Il modello contrattuale e le leggi sul lavoro
I modelli contrattuali e la restrittiva e perversa legislazione sul mercato del lavoro sono tra le ragioni dell’arretramento del mondo del lavoro e della perdita di salario contrattuale.
I modelli contrattuali che hanno segnato la contrattazione sindacale di primo e secondo livello sono sostanzialmente due: il primo, quello del 23 luglio 1993, il secondo quello del 22 gennaio 2009 (cosiddetto “accordo separato” non sottoscritto dalla CGIL, ma ancora operante).
Ambedue questi modelli hanno, nei fatti, predeterminato la riduzione dei salari.
L’accordo del 23 luglio 1993 riguardo alla funzione salariale del CCNL, stabilì che esso doveva “salvaguardare il potere di acquisto delle retribuzioni”. Veniva per così dire stabilita l’“invarianza dei salari” che avrebbero dovuto rimanere entro il valore reale che essi avevano in quel momento al riparo però dai danni delle spinte inflattive.
Questa funzione sarebbe stata raggiunta con il meccanismo della cosiddetta “inflazione programmata” stabilita al Ministero del Tesoro con le parti sociali, sulla base della quale calcolare gli aumenti contrattuali. Ogni due anni, inoltre, si sarebbero fatti i conti con l’inflazione reale e, a seconda della corrispondenza o meno, si sarebbero adeguati i rinnovi economici successivi. La contrattazione di secondo livello avrebbe potuto contrattare gli eventuali aumenti di produttività per andare oltre la salvaguardia del potere di acquisto delle retribuzioni. Non fu così.

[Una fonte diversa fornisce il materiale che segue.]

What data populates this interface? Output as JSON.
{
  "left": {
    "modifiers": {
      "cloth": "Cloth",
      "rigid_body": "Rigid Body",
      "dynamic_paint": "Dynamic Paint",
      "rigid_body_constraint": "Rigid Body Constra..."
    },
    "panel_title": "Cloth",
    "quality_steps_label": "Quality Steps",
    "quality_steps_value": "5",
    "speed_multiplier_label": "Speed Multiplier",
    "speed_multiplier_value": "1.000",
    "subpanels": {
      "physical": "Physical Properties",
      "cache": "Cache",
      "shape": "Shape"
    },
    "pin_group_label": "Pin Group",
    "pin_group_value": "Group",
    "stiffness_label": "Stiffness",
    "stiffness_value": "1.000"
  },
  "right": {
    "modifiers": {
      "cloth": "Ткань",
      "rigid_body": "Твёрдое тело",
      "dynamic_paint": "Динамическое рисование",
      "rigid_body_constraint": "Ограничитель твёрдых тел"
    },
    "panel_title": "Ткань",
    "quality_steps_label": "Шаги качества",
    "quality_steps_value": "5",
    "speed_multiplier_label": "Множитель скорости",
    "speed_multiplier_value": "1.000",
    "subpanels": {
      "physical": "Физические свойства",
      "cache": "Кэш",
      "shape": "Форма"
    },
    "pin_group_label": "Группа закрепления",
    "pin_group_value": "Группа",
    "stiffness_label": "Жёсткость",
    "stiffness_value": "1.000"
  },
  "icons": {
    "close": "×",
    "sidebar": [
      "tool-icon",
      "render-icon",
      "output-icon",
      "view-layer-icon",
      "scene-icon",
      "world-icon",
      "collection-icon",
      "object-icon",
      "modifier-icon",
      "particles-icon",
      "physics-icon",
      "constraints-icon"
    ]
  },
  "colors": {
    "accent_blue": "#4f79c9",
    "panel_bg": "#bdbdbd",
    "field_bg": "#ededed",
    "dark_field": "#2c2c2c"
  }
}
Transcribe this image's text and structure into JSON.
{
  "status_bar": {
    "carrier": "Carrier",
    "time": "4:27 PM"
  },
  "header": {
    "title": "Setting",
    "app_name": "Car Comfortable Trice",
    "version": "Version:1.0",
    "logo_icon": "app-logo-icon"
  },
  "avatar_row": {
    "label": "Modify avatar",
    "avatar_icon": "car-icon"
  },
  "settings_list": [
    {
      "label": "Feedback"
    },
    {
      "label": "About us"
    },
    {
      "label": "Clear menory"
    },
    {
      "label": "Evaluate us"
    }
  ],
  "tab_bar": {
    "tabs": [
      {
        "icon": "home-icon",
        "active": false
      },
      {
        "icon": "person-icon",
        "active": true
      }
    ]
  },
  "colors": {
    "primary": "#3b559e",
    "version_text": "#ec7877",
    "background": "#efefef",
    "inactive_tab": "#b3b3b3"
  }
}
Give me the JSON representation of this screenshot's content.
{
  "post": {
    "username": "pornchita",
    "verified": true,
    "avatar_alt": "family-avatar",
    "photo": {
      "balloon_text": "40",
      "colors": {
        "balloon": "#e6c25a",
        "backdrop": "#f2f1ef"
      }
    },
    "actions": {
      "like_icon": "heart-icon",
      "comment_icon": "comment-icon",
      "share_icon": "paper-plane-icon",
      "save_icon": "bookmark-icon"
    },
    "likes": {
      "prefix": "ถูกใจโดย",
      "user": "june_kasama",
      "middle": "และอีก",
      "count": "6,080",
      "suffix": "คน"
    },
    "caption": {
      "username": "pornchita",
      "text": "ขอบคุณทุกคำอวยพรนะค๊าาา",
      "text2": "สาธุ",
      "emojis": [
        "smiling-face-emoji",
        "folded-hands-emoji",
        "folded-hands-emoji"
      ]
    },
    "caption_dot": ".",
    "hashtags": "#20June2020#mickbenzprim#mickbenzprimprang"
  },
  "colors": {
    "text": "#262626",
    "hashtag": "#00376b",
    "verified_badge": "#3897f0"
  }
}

Chi allora si opponeva a quell’accordo, come noi della sinistra sindacale (si era formata nel 1984 “Democrazia consiliare” - la prima area programmatica della storia della CGIL - e nel congresso del 1991 per la prima volta in un congresso confederale era stato presentato un documento alternativo, “Essere sindacato”) denunciava il fatto che per tutelare il potere di acquisto delle retribuzioni era molto più efficace la scala mobile, essendo la contrattazione di secondo livello realizzata solo nel 20% delle unità produttive, in un paese nel quale la maggioranza dei lavoratori era impiegata in aziende sotto i 15 dipendenti, senza presenza di strutture sindacali organizzate e tutele adeguate, e senza la protezione dell’articolo 18.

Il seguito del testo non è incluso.